Já na década de 1990, cantores paraenses como Wanderley Andrade faziam muitos shows no Recife. Músicas como "Conquista", de Andrade, eram obrigatórias nos repertórios dos DJs recifenses de brega, como o DJ Remixsom. Wanderley também fez parceira com a Banda Metade, quando a vocalista já era Michelle Melo, na música "Amar Você".

"Por outro lado, muitos músicos do Pará reverenciaram Reginaldo Rossi no momento em que eu fazia pesquisa lá em Belém: gente como Wanderley Andrade (que tem um DVD em homenagem a ele) e Kim Marques fizeram questão de citá-lo. Rossi ainda gravou 'Leviana', né? Que é dos paraenses Tonny Brasil e Luis Nascimento", diz Rafael Azevedo.

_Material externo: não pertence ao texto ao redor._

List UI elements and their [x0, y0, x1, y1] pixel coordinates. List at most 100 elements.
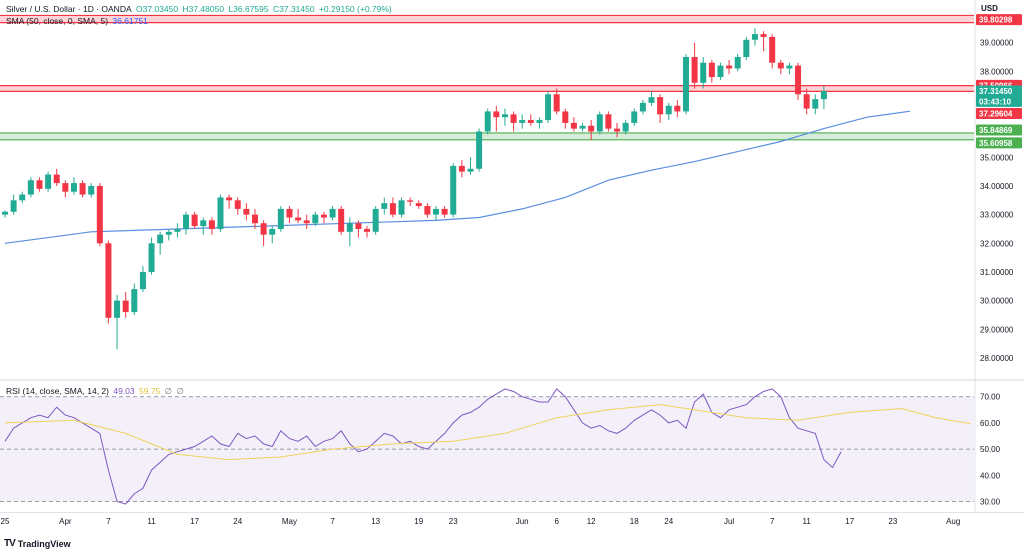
time-tick-label: 7	[770, 517, 775, 526]
candle-body	[355, 223, 362, 229]
candle-body	[726, 65, 733, 69]
price-tag-resistance	[976, 14, 1022, 26]
candle-body	[553, 94, 560, 112]
candle-body	[88, 185, 95, 195]
candle-body	[226, 197, 233, 201]
candle-body	[458, 165, 465, 172]
candle-body	[157, 234, 164, 244]
candle-body	[277, 208, 284, 229]
sma-line	[4, 110, 911, 244]
candle-body	[320, 214, 327, 218]
candle-body	[243, 208, 250, 215]
time-tick-label: May	[282, 517, 297, 526]
candle-body	[79, 183, 86, 195]
candle-body	[312, 214, 319, 224]
rsi-extra-1: ∅	[164, 386, 173, 396]
candle-body	[605, 114, 612, 129]
price-legend: Silver / U.S. Dollar · 1D · OANDA O37.03…	[6, 4, 394, 14]
rsi-tick-label: 50.00	[980, 445, 1001, 454]
candle-body	[424, 206, 431, 215]
candle-body	[484, 111, 491, 132]
resistance-zone-0	[0, 15, 974, 23]
close-value: C37.31450	[273, 4, 315, 14]
candle-body	[570, 122, 577, 129]
time-tick-label: 6	[554, 517, 559, 526]
candle-body	[812, 99, 819, 109]
time-tick-label: Apr	[59, 517, 72, 526]
candle-body	[398, 200, 405, 215]
candle-body	[708, 62, 715, 78]
candle-body	[820, 91, 827, 100]
candle-body	[415, 203, 422, 207]
price-tick-label: 31.00000	[980, 268, 1014, 277]
price-tick-label: 39.00000	[980, 39, 1014, 48]
candle-body	[139, 271, 146, 290]
candle-body	[286, 208, 293, 218]
sma-value: 36.61751	[112, 16, 148, 26]
candle-body	[510, 114, 517, 123]
candle-body	[493, 111, 500, 118]
open-value: O37.03450	[136, 4, 179, 14]
candle-body	[536, 120, 543, 123]
rsi-ma-line	[4, 404, 971, 461]
price-tag-label: 37.31450	[979, 87, 1013, 96]
rsi-tick-label: 40.00	[980, 471, 1001, 480]
candle-body	[122, 300, 129, 313]
candle-body	[545, 94, 552, 121]
candle-body	[795, 65, 802, 95]
price-tag-support	[976, 137, 1022, 149]
candle-body	[450, 165, 457, 215]
candle-body	[674, 105, 681, 112]
candle-body	[269, 228, 276, 235]
tradingview-logo: TV TradingView	[4, 538, 71, 549]
candle-body	[588, 125, 595, 132]
candle-body	[562, 111, 569, 123]
candle-body	[743, 39, 750, 57]
candle-body	[217, 197, 224, 229]
candle-body	[165, 231, 172, 235]
candle-body	[648, 97, 655, 103]
candle-body	[476, 131, 483, 169]
candle-body	[691, 56, 698, 83]
time-tick-label: 7	[106, 517, 111, 526]
candle-body	[191, 214, 198, 227]
time-tick-label: 12	[587, 517, 596, 526]
time-tick-label: 18	[630, 517, 639, 526]
candle-body	[700, 62, 707, 83]
price-tick-label: 32.00000	[980, 239, 1014, 248]
rsi-tick-label: 30.00	[980, 498, 1001, 507]
candle-body	[346, 223, 353, 232]
low-value: L36.67595	[228, 4, 269, 14]
candle-body	[639, 102, 646, 112]
rsi-legend: RSI (14, close, SMA, 14, 2) 49.03 59.75 …	[6, 386, 186, 397]
high-value: H37.48050	[182, 4, 225, 14]
time-tick-label: 24	[233, 517, 242, 526]
time-tick-label: Jun	[516, 517, 529, 526]
rsi-label: RSI (14, close, SMA, 14, 2)	[6, 386, 109, 396]
candle-body	[131, 289, 138, 313]
price-tag-support	[976, 124, 1022, 136]
candle-body	[329, 208, 336, 218]
candle-body	[96, 185, 103, 244]
price-tag-resistance	[976, 107, 1022, 119]
rsi-extra-2: ∅	[176, 386, 184, 396]
price-tick-label: 29.00000	[980, 325, 1014, 334]
price-tag-label: 37.29604	[979, 109, 1013, 118]
candle-body	[148, 243, 155, 272]
time-tick-label: 19	[414, 517, 423, 526]
support-zone-2	[0, 132, 974, 140]
price-tag-label: 35.60958	[979, 139, 1013, 148]
price-tag-countdown	[976, 95, 1022, 107]
candle-body	[657, 97, 664, 115]
price-tag-label: 35.84869	[979, 126, 1013, 135]
candle-body	[19, 194, 26, 201]
time-tick-label: 17	[845, 517, 854, 526]
candle-body	[105, 243, 112, 318]
candle-body	[717, 65, 724, 78]
tradingview-icon: TV	[4, 538, 16, 549]
candle-body	[251, 214, 258, 224]
price-tick-label: 33.00000	[980, 211, 1014, 220]
time-tick-label: 11	[147, 517, 156, 526]
candle-body	[27, 180, 34, 195]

A virada de chave, no entanto, foi a mudança do escritório da Banda Calypso para o Recife no começo dos anos 2000. O sucesso da banda de Joelma e Ximbinha estimulou uma maior presença de mulheres vocalistas, além de impactos em figurinos e apresentações.

"Há, digamos, um regime performático que os aproxima: tal como ocorreu com as mega-bandas Calypso, Sayonara e Caferana, você tinha em Pernambuco nomes como Brega.com, Ovelha Negra, Musa... Um modo de pensar o espetáculo musical, o corpo de baile, as estruturas dos shows. Tudo isso aproxima esses dois universos a meu ver - importante lembrar que o forró eletrônico também carrega esses aspectos", diz Rafael Azevedo.

Tecnobrega

O Grande Recife ainda assistiu a proliferação de bandas do tecnobrega, uma vertente surgida no Pará, antes do advento do brega-funk. Uma dessas bandas foi a Lolyta Vision, com vocais de Dany Myler. "Eu fiquei encantada pela Calypso e pelos estilos de outras bandas do Pará que tocavam aqui. Quando comecei, cantava as músicas da Joelma com um tecladozinho na casa dos meus avós", relembra Dany.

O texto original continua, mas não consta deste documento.